While waiting for a download to complete, I stumbled across an interesting blogpost. The author describes a flaw in LibreOffice that allowed an attacker to execute code. Since this was quite recent, I was interested if my version is vulnerable to this attack and how they fixed it. Thus, I looked at the sources and luckily it was fixed. What I didn’t know before however was, that macros shipped with LibreOffice are executed without prompting the user, even on the highest macro security setting. So, if there would be a system macro from LibreOffice with a bug that allows to execute code, the user would not even get a prompt and the code would be executed right away. Therefor, I started to have a closer look at the source code and found out that exactly this is the case!

 

Description

LibreOffice is shipped by default with LibreLogo, a macro to programmable move a turtle vector graphic. To move the turtle, LibreLogo executes custom script code that is internally translated to python code and executed. The big problem here is that the code in not translated well and just supplying python code as the script code often results in the same code after translation.

PoC

A document with the following content

import os
os.system(“calc.exe”)
Run

where Run is a hyperlink executing LibreLogo:run on a mouseover event, as shown below,

will in fact execute the provided command when when hovering the Run link on a Windows machine, and in our case, open a calculator, as depicted here:

 

There is no prompt to the user asking to run the code, it is just executed. Using forms and the OnFocus event it is even possible to get code execution when the document is opened, without the need for a mouseover event.

Disclosure Timeline

We responsibly disclosed this vulnerability and in the current version of LibreOffice, it has been fixed and the according CVE-2019-9848 has been published. The disclosure timeline was as follows:

  • 16.07.2019 – Public disclosure of vulnerability
  • 01.07.2019 – Published fixed version 6.2.5
  • 05.06.2019 – Vulnerability was assigned CVE-2019-9848.
  • 04.06.2019 – Report of the vulnerability

Conclusions

Macros and the code handling them still have a big attack surface and are likely to have some bugs, therefore I recommend updating LibreOffice and install it without macros or at least without LibreLogo.

Best,
Nils

Comments

    1. In the Installation Wizard it is possible to remove LibreLogo. Another solution is to remove or rename pythonscript.py from the installation folder C:\Program Files\LibreOffice\program. This disables all the python macros but might come back with an update. However, I don’t know a cleaner solution to disable all macros.

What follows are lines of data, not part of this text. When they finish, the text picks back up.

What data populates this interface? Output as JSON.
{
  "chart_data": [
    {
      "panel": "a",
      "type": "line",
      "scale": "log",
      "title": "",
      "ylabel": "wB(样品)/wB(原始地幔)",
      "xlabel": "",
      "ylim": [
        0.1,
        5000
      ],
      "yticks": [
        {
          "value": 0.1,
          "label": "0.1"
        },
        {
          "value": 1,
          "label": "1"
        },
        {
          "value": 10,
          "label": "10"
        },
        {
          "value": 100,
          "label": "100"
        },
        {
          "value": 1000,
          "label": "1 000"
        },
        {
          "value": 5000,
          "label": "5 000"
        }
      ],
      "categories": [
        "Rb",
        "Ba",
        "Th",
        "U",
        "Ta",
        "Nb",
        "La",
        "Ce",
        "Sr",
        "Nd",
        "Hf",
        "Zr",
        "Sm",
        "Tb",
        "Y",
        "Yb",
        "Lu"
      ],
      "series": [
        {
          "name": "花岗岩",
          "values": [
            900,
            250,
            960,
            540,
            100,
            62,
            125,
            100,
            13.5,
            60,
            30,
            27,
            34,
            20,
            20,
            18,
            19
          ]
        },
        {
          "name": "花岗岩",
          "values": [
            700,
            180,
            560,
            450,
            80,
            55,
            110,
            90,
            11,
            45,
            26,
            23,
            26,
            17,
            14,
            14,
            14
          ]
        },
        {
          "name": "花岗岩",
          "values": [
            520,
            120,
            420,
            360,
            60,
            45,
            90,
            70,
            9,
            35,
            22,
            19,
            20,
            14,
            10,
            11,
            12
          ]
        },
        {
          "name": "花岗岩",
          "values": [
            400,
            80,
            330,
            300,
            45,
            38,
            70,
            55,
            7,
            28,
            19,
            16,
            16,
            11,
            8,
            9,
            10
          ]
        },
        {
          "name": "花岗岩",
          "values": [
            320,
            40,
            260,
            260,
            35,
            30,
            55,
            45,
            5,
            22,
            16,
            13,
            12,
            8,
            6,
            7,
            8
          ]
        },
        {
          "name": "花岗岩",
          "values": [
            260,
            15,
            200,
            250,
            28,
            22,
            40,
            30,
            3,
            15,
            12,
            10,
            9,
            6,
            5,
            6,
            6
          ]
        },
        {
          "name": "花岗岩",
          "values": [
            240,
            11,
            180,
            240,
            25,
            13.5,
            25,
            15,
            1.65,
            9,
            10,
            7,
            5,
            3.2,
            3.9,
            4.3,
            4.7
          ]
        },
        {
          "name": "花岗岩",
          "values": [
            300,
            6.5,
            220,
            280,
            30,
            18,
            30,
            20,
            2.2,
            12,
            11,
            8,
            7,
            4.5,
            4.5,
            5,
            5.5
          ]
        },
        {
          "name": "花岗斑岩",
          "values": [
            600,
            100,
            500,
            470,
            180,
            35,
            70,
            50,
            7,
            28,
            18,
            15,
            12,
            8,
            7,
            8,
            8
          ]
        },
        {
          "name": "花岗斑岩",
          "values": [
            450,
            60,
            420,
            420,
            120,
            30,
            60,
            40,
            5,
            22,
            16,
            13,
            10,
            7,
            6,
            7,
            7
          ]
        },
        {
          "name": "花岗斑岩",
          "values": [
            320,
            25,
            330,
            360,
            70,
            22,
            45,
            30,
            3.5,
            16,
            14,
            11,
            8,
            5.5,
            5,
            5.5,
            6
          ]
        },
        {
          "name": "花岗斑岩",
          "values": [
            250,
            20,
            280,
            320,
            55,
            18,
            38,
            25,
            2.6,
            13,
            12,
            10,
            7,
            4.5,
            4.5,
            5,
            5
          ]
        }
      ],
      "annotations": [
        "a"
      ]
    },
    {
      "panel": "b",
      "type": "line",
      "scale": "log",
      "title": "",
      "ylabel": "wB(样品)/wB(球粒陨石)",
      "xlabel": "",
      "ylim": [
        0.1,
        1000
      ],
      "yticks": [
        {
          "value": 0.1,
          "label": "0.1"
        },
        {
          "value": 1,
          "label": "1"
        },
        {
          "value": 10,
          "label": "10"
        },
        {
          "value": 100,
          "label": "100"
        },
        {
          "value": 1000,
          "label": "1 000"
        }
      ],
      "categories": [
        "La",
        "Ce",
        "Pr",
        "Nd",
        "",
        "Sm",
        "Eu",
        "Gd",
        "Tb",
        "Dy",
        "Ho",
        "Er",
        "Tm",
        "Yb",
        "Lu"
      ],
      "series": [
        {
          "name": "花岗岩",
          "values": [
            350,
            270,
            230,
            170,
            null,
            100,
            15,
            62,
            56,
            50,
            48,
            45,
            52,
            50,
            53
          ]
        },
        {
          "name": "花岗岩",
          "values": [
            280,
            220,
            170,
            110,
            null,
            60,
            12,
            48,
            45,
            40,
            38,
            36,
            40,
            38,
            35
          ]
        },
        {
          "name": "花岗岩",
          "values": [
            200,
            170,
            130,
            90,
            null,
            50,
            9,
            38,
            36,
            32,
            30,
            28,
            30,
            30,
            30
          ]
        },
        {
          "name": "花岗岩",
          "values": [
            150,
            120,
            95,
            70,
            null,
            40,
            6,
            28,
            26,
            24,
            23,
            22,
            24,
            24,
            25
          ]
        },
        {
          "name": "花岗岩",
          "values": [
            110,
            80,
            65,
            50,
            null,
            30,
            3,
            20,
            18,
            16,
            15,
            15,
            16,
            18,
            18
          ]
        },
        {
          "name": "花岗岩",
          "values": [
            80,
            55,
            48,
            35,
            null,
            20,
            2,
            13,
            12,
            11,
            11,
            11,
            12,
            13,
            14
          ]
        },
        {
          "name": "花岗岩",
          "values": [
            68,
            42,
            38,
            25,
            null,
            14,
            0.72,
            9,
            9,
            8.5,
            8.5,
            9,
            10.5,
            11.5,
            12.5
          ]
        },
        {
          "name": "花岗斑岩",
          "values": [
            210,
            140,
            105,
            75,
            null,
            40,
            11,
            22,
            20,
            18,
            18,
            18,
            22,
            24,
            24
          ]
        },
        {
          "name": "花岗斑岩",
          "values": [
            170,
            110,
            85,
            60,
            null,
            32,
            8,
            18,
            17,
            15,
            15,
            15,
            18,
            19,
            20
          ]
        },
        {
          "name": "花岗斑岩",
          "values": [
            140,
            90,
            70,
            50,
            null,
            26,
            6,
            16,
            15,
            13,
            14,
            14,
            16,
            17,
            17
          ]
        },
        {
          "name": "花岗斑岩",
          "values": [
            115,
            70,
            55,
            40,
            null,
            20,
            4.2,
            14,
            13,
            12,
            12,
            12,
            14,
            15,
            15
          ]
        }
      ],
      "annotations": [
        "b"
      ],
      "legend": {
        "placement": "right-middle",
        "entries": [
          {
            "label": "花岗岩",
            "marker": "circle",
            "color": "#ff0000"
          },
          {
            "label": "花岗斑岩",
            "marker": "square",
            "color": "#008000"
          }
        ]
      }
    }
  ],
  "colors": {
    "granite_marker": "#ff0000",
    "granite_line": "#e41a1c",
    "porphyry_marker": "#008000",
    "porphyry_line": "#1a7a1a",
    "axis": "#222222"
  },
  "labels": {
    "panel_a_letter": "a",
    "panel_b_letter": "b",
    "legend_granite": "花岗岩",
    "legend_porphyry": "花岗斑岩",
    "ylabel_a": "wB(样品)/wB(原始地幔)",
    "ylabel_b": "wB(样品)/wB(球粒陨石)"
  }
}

    1. If the Version running on the Linux distribution is vulnerable to this attack (has LibreLogo installed and a Version < 6.2.5), Python code can be executed. Python is platform independent and the document could just use if platform.system()=='Linux': to detect the platform it is on and in turn running different binaries. So, it would be possible to create a document that behaves different on Windows/Linux but runs code on both platforms.